De pisco e chalacas
Entre peruanos e chilenos, o 'Clássico do Pacífico' assume contornos alheios ao futebol
Poucas formas são mais comuns para tornar popular um litígio territorial ou um rancor histórico do que disputando a posse de algo. Já podemos pensar se as pupusas são salvadorenhas ou hondurenhas, se um inglês, e não um francês, inventou o champanhe, se o café turco se tornou grego em decorrência da invasão do Chipre em 1974, se Gardel era uruguaio ou argentino e, até mesmo, no genuíno criador do acrobático chute futebolístico de costas para o gol.

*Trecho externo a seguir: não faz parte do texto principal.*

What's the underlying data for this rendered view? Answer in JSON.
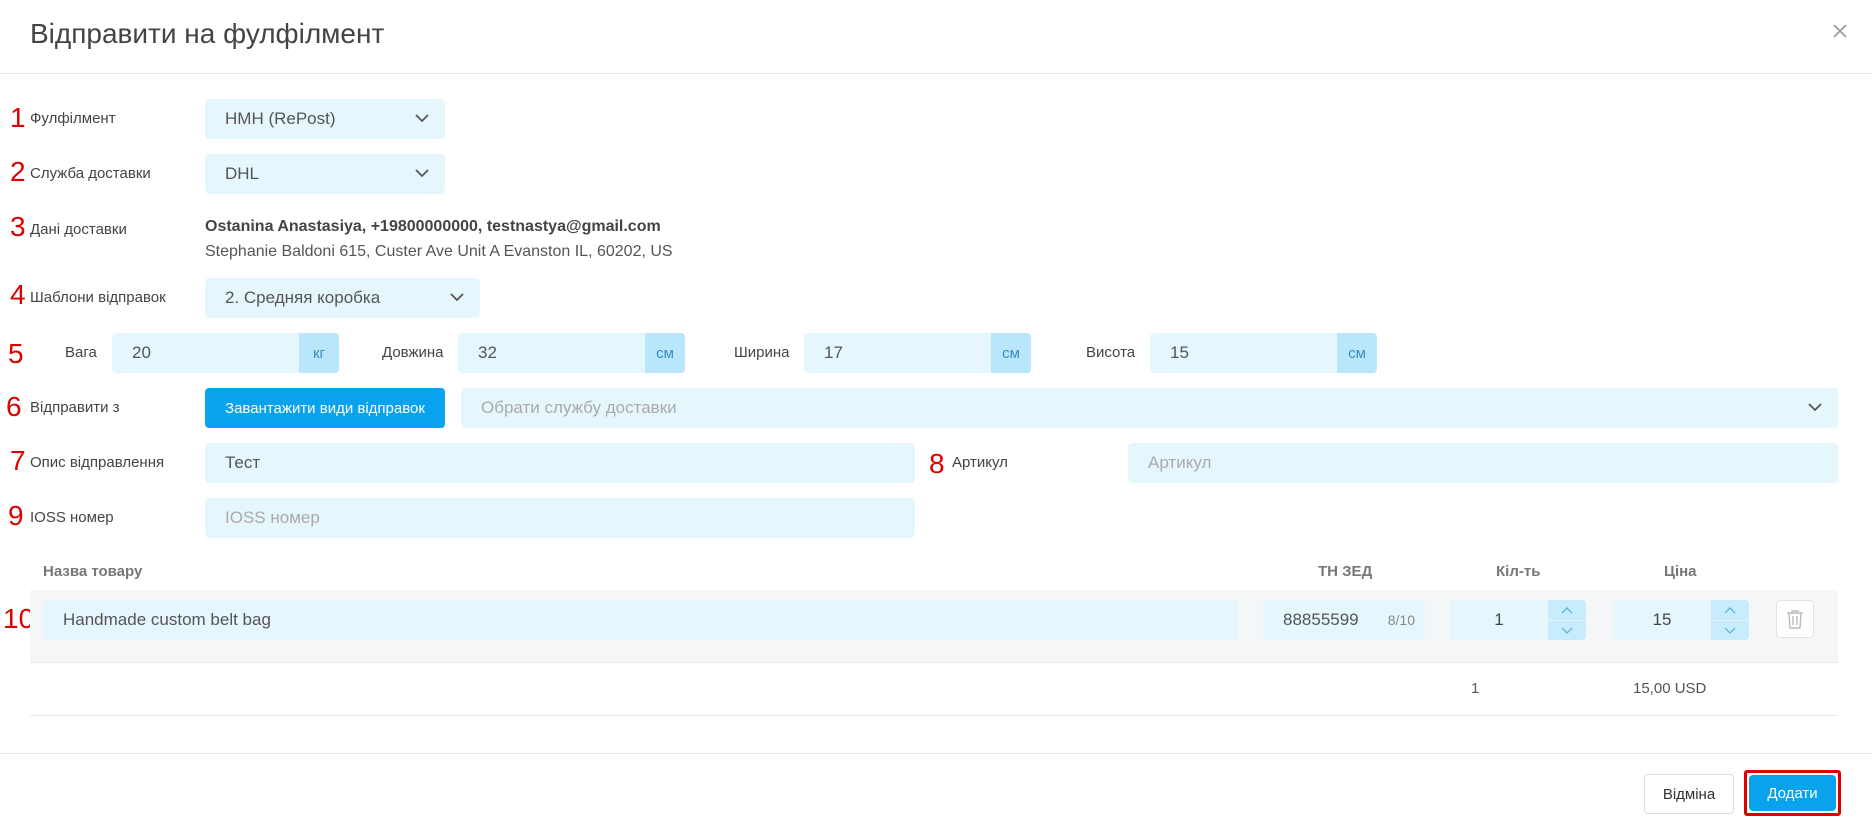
{
  "dialog": {
    "title": "Відправити на фулфілмент"
  },
  "annotations": [
    "1",
    "2",
    "3",
    "4",
    "5",
    "6",
    "7",
    "8",
    "9",
    "10"
  ],
  "form": {
    "fulfillment": {
      "label": "Фулфілмент",
      "value": "HMH (RePost)"
    },
    "delivery_service": {
      "label": "Служба доставки",
      "value": "DHL"
    },
    "delivery_data": {
      "label": "Дані доставки",
      "contact": "Ostanina Anastasiya, +19800000000, testnastya@gmail.com",
      "address": "Stephanie Baldoni 615, Custer Ave Unit A Evanston IL, 60202, US"
    },
    "templates": {
      "label": "Шаблони відправок",
      "value": "2. Средняя коробка"
    },
    "dimensions": {
      "weight": {
        "label": "Вага",
        "value": "20",
        "unit": "кг"
      },
      "length": {
        "label": "Довжина",
        "value": "32",
        "unit": "см"
      },
      "width": {
        "label": "Ширина",
        "value": "17",
        "unit": "см"
      },
      "height": {
        "label": "Висота",
        "value": "15",
        "unit": "см"
      }
    },
    "send_from": {
      "label": "Відправити з",
      "load_button": "Завантажити види відправок",
      "service_placeholder": "Обрати службу доставки"
    },
    "description": {
      "label": "Опис відправлення",
      "value": "Тест"
    },
    "article": {
      "label": "Артикул",
      "placeholder": "Артикул"
    },
    "ioss": {
      "label": "IOSS номер",
      "placeholder": "IOSS номер"
    }
  },
  "products": {
    "columns": {
      "name": "Назва товару",
      "hs_code": "ТН ЗЕД",
      "qty": "Кіл-ть",
      "price": "Ціна"
    },
    "rows": [
      {
        "name": "Handmade custom belt bag",
        "hs_code": "88855599",
        "hs_counter": "8/10",
        "qty": "1",
        "price": "15"
      }
    ],
    "totals": {
      "qty": "1",
      "price": "15,00 USD"
    }
  },
  "footer": {
    "cancel": "Відміна",
    "submit": "Додати"
  },
  "colors": {
    "accent": "#08a3ec",
    "field_bg": "#e6f6fd",
    "annotation": "#e00000"
  }
}
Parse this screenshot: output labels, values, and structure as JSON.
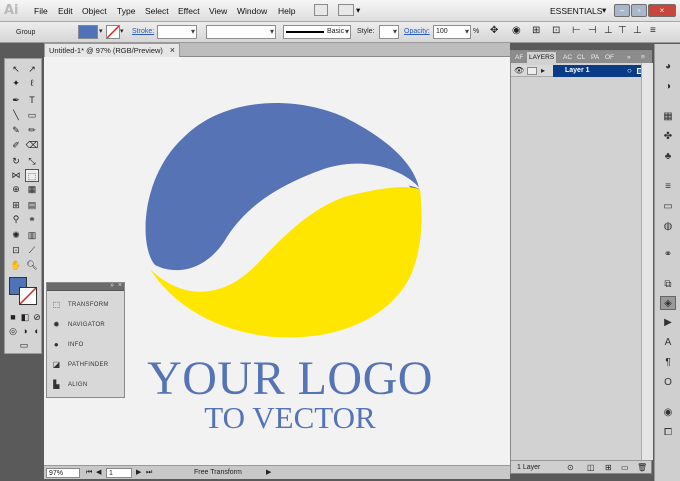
{
  "app": {
    "logo": "Ai"
  },
  "menu": [
    "File",
    "Edit",
    "Object",
    "Type",
    "Select",
    "Effect",
    "View",
    "Window",
    "Help"
  ],
  "workspace": "ESSENTIALS",
  "control": {
    "selection": "Group",
    "stroke_label": "Stroke:",
    "stroke_style": "Basic",
    "style_label": "Style:",
    "opacity_label": "Opacity:",
    "opacity_value": "100",
    "opacity_unit": "%",
    "fill_color": "#4f73b8"
  },
  "document_tab": {
    "title": "Untitled-1* @ 97% (RGB/Preview)",
    "close": "×"
  },
  "artwork": {
    "line1": "YOUR LOGO",
    "line2": "TO VECTOR",
    "blue": "#5573b5",
    "yellow": "#ffe600"
  },
  "floating_panel": {
    "items": [
      {
        "label": "TRANSFORM",
        "icon": "transform-icon"
      },
      {
        "label": "NAVIGATOR",
        "icon": "navigator-icon"
      },
      {
        "label": "INFO",
        "icon": "info-icon"
      },
      {
        "label": "PATHFINDER",
        "icon": "pathfinder-icon"
      },
      {
        "label": "ALIGN",
        "icon": "align-icon"
      }
    ]
  },
  "layers_panel": {
    "tabs": [
      "AF",
      "LAYERS",
      "AC",
      "CL",
      "PA",
      "OF"
    ],
    "layer_name": "Layer 1",
    "footer": "1 Layer"
  },
  "status": {
    "zoom": "97%",
    "page": "1",
    "tool": "Free Transform"
  }
}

Ao que em inglês se chama de bicycle kick (chute de bicicleta), a grande rivalidade do Pacífico Sul tem sua própria resposta: chilena ou chalaca. O primeiro nome, de uso muito amplo no contexto hispânico, é em homenagem ao imigrante basco Ramón Unzaga, pioneiro nesse lance em Talcahuano, Chile. O segundo, é um gentílico da cidade peruana de Callao, onde também teria sido criado graças à agilidade de trabalhadores portuários de ascendência africana. Como não há muita vantagem escondida na denominação de origem do chute –não consigo imaginar governos pedindo direitos para o jogador que o execute ou à equipe que faça gol dessa maneira–, não há nada de mau em que cada qual diga o que lhe pareça melhor; assim, os italianos podem recorrer ao arovesciata e os alemães ao fallrückzieher –nos dois casos, algo assim como lançar-se de costas–, que nenhuma comissão internacional se envolverá no debate.
Disputa muito diferente de outra que separa os dois países cujas seleções se enfrentarão nas semifinais desta Copa América: a fabricação e venda da bebida pisco. Tratados, órgãos internacionais, votações, controvérsias, litígios –e continua existindo o pisco chileno como alternativa ao peruano.
Até agora eu me referi somente às discussões sobre a propriedade da tesoura futebolística e essa aguardente de uva, pois o tema se torna muito mais complexo se tentamos adentrar tudo o que faz com que em pleno 2015, e justo quando estão com a partida marcada para esta segunda-feira no Estádio Nacional de Santiago, a presidenta chilena, Michelle Bachelet, tenha suspendido uma reunião com seu colega peruano, Ollanta Humala.
É comum que as grandes rivalidades desportivas se nutram sociopoliticamente do passado. Entre peruanos e chilenos, o Clássico do Pacífico assume contornos também do presente que são alheios ao futebol: a emigração peruana para o Chile, as minas antipessoa na fronteira, o limite marítimo definido em Haia somente no ano passado, a saída da Bolívia para o mar, as guerras do século XIX, e mais o pisco.
Tomara que tudo fosse tão simples como reivindicar propriedade de uma acrobacia com a bola. Talvez, por isso, nós nos entretemos com isso enquanto os políticos se complicam.